От души благодарю за спасение моих книг и ковра, вышитого еще покойной матерью, -- я очень ценю их. Не нашли ли Вы в ящике или чемодане кое-какие охотничьи принадлежности, минералы и древности?

Брат мой выходит завтра первым или вторым из военной Академии и поступает обратно в Конно-Гвардию. Я буду жить с ним, а не с отцом. Кланяйтесь Марье Дмитриевне, радуюсь очень скоро Вас увидеть. Пишите, ради бога, и будьте спокойны, все уладится к лучшему.


А. Врангель.

Примечания:

1 Врангель отвечает на письмо Достоевского от 4 октября 1859 г. (П., I, 261--262).

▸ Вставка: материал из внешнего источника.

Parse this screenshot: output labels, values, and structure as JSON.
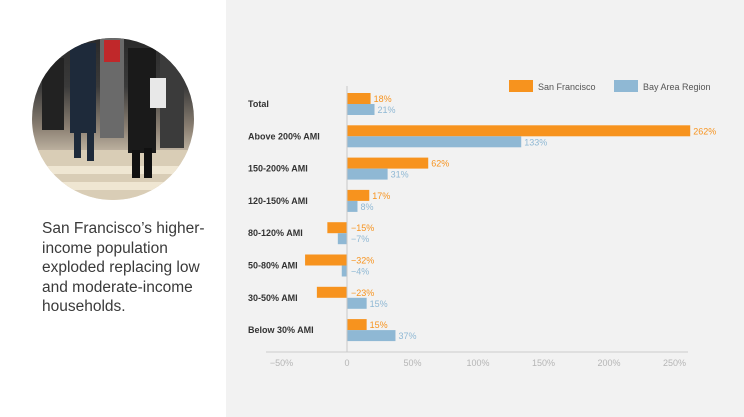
{
  "caption": "San Francisco’s higher-income population exploded replacing low and moderate-income households.",
  "photo": {
    "icon": "pedestrians-crossing-photo"
  },
  "colors": {
    "sf": "#f7931e",
    "bay": "#8fb8d4",
    "panel": "#f2f2f2",
    "axis": "#bbbbbb"
  },
  "chart_data": {
    "type": "bar",
    "orientation": "horizontal",
    "categories": [
      "Total",
      "Above 200% AMI",
      "150-200% AMI",
      "120-150% AMI",
      "80-120% AMI",
      "50-80% AMI",
      "30-50% AMI",
      "Below 30% AMI"
    ],
    "series": [
      {
        "name": "San Francisco",
        "values": [
          18,
          262,
          62,
          17,
          -15,
          -32,
          -23,
          15
        ],
        "labels": [
          "18%",
          "262%",
          "62%",
          "17%",
          "−15%",
          "−32%",
          "−23%",
          "15%"
        ]
      },
      {
        "name": "Bay Area Region",
        "values": [
          21,
          133,
          31,
          8,
          -7,
          -4,
          15,
          37
        ],
        "labels": [
          "21%",
          "133%",
          "31%",
          "8%",
          "−7%",
          "−4%",
          "15%",
          "37%"
        ]
      }
    ],
    "xlim": [
      -50,
      260
    ],
    "xticks": [
      -50,
      0,
      50,
      100,
      150,
      200,
      250
    ],
    "xtick_labels": [
      "−50%",
      "0",
      "50%",
      "100%",
      "150%",
      "200%",
      "250%"
    ],
    "legend_position": "top-right",
    "grid": false
  }
}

2 Речь идет о хлопотах по переводу Достоевского в Петербург.

3 поэмы в журналах "Время" и "Эпоха".

4 О П. Т. Баранове в "Колоколе" писалось как о "человеке истинно благородном, желающем добра и сочувствующем всему хорошему" (л. 65--66 от 15 марта 1860 г.).

5 Львов Федор Николаевич (1823--1885), офицер лейб-гвардии Московского полка, преподаватель (с 1847 г.) Павловского кадетского корпуса, петрашевец, член дуровского кружка. Был приговорен к расстрелу, но по конфирмации получил 12 лет каторги и отбывал ее сначала в Нерчинском округе, потом в Александровском серебро-плавильном заводе. С 1856 г. жил в Иркутске на поселении. Достоевский упоминает о нем в письме к М. M Достоевскому из Омска от 22 февраля 1854 г. (П., I, 140).

6 "Весенняя любовь" (3, 539). Действительно, в этом замысле могли отразиться какие-то стороны отношений Врангеля--Достоевского ("красавчика князя" и "литератора"). В их отношениях не все было столь гладко, как это изображает Врангель в "Воспоминаниях". Так, объясняя М. Д. Исаевой, почему он не может жить вместе с Врангелем, Достоевский подчеркивал разницу характеров: "2. Мой характер. 3. Его характер" (Семипалатинск, 4 июня 1855 г. -- П., I. 154). Не случайно и однажды вырвавшееся (правда, много лет спустя) досадливое восклицание "... все эти Врангели (П., IV, 6). Ср. в "Весенней любви": "Знатный МГ, богатый и его пришленник, ездят", "Литератор имеет нравственное влияние над князем, а тот над ним физическое, денежное (и мстит ему за нравственное влияние бессознательно)". "Идея" девочки, невесты, напоминает историю с ученицей Достоевского, 17-летней красавицей Мариной О., дочерью ссыльного поляка, которая "усиленно кокетничала и задорно заигрывала с своим учителем" (Врангель, с. 82) и к которой очень ревновала Достоевского Мария Дмитриевна. Марина была выдана замуж за "старого, необразованного хорунжего" Семипалатинского казачьего полка, который, чтобы спасти свою честь, "запирал Марину, а чтобы она не могла выбраться из дома через окно, он ставил ее на колени спиною к комоду, клал косы ее в ящик, комод задвигал, запирал на замок, а ключ уносил с собой" с. 83). Это напоминает намерения чиновника из "Весенней любви": "Она будет доброй женой. Женясь, я тотчас же приму необходимые меры..." (3, 446).